The making of BANISHED has stimulated a lot of interest in Pierce City and what happened to my family in 1901. I have attended several screenings at film festivals around the country. A lot of people express horror and outrage. Some speak of disgust. Some even ask me if Pierce City satisfied my monetary request. No one has defended Pierce City and tried to justify the actions of the Pierce City residents and their neighbors’ actions in 1901.
My family, as American citizens in 2007, does not understand why no one in our government on the local, state or national levels has stepped up to the plate to try to address the things that happened to our family and the rest of the African Americans living in Pierce City in 1901. By this not happening, the chain of custody has not been addressed.
My hope is that someone steps up to the plate and rectifies this wrong.

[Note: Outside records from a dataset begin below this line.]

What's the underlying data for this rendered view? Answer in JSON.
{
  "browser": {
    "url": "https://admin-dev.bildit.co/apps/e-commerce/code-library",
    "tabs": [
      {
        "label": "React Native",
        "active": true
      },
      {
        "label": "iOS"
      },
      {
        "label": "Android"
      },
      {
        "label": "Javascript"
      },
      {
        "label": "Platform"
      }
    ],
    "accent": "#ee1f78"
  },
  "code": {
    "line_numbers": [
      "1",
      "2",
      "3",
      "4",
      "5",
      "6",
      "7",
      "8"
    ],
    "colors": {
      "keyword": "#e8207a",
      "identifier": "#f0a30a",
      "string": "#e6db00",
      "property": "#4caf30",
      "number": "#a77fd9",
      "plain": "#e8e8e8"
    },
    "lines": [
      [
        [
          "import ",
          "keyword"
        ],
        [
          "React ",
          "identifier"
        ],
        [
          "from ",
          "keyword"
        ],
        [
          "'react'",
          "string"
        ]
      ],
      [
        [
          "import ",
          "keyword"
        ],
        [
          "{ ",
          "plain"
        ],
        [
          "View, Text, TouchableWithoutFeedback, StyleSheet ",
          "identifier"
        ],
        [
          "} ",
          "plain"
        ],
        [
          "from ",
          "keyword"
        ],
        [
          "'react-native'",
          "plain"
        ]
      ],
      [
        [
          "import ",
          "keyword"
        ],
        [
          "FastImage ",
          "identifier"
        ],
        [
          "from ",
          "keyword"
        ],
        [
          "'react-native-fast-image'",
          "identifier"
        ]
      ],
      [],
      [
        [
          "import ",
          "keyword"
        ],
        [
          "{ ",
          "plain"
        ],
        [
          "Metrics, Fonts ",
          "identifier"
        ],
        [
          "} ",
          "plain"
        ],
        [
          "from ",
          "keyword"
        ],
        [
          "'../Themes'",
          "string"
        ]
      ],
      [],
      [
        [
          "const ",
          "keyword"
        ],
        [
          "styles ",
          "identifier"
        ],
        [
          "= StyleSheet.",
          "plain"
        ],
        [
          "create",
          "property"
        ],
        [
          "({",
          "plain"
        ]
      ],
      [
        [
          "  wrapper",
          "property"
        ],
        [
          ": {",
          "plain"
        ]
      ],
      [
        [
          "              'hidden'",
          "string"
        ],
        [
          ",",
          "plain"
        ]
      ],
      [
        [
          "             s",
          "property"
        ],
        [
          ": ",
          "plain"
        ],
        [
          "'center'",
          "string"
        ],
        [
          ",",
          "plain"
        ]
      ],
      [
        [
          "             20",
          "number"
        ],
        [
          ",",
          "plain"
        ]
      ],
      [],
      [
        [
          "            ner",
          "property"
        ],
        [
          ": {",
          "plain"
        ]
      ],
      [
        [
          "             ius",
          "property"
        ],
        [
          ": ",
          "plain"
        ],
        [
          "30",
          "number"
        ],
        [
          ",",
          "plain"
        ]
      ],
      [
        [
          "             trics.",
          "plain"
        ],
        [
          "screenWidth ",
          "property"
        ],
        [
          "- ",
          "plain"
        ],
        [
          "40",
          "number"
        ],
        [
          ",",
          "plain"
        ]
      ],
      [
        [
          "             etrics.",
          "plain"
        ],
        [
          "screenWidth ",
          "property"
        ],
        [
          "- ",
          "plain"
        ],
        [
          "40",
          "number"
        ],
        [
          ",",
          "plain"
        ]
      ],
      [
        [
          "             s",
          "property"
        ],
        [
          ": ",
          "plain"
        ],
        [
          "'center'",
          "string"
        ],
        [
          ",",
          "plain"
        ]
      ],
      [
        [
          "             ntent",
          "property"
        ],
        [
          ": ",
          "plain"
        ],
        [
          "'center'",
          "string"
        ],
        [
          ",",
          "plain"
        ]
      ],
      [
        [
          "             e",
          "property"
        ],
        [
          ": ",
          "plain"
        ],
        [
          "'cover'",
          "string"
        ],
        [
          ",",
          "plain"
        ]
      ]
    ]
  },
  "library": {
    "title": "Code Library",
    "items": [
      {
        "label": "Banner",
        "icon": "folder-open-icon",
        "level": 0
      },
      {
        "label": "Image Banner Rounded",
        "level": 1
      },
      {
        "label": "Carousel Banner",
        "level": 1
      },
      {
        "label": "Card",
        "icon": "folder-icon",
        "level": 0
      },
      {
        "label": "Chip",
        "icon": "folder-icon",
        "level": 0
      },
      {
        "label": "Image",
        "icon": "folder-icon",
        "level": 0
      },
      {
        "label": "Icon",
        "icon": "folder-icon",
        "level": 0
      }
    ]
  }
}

I was trying to work through all of this on a small scale by asking them to reimburse our family $2,600, our expenses incurred to move my great-grandfather. I feel they missed a great opportunity to move in the right direction. It was not about the money. We were demanding respect in the name of our family, asking Pierce City to bring this dark secret from their past out in the open, address it and work through it.
Please tell us about your family history, particularly as it relates to your story presented in BANISHED.
I have been researching my family for six years. I found out that my father’s mother was one of nine children born to James and Arminta Cobb in Tennessee. They migrated to Pierce City, Missouri and the family collectively purchased an eight-room house and contributed to the growth of Pierce City. Two of the males worked as Pullman Porters on the railroad. James Cobb, Sr. died of dropsy in 1898. He was the only one I could not find in the 1900 Census.
My brother, James Brown, had heard from our father about some kind of an incident that happened to the family while they were in Pierce City. He didn’t know the particulars so my brother went to Pierce City looking for any evidence to indicate that our family was involved in a riot of some sort. He found, through the managing editor of a local newspaper, an article in the St. Louis Post Dispatch dated August 25, 1901. This article describes what happened to the African Americans living in Pierce City during that time. There were interviews with my family and also a picture showing them at a relative’s two-room home in Springfield, Missouri. There were over 200 bullet holes in the Cobb residence.
I found out James Cobb, Sr. was buried in the Pierce City cemetery. After the incident, no one in the family was allowed to visit his grave to place a wreath on his grave or just to visit with his grave. The house was not even an issue. If you weren’t allowed in the town, how could you stay current with your payments? Our home was sold for non-payment quickly after the incident. It was stated in the records that the Cobb home was sold for non-payment.
Is there anything else you'd like to share about your experiences making the film?
The incident mentioned in BANISHED shows glaring problems with our system. The Cobb property, as well as the property of every other person of color who owned property in Pierce City, was stolen through adverse possession. The government did not protect the African American citizens of Pierce City on that day in 1901 and did not protect the chain of custody.
I am upset because the town has chosen not to openly admit wrongdoing by their ancestors. The town has been collecting taxes on our property since 1902. How can Pierce City say they bear no responsibility? I am hurt, confused and outraged. The rest of my family feels the same way I do.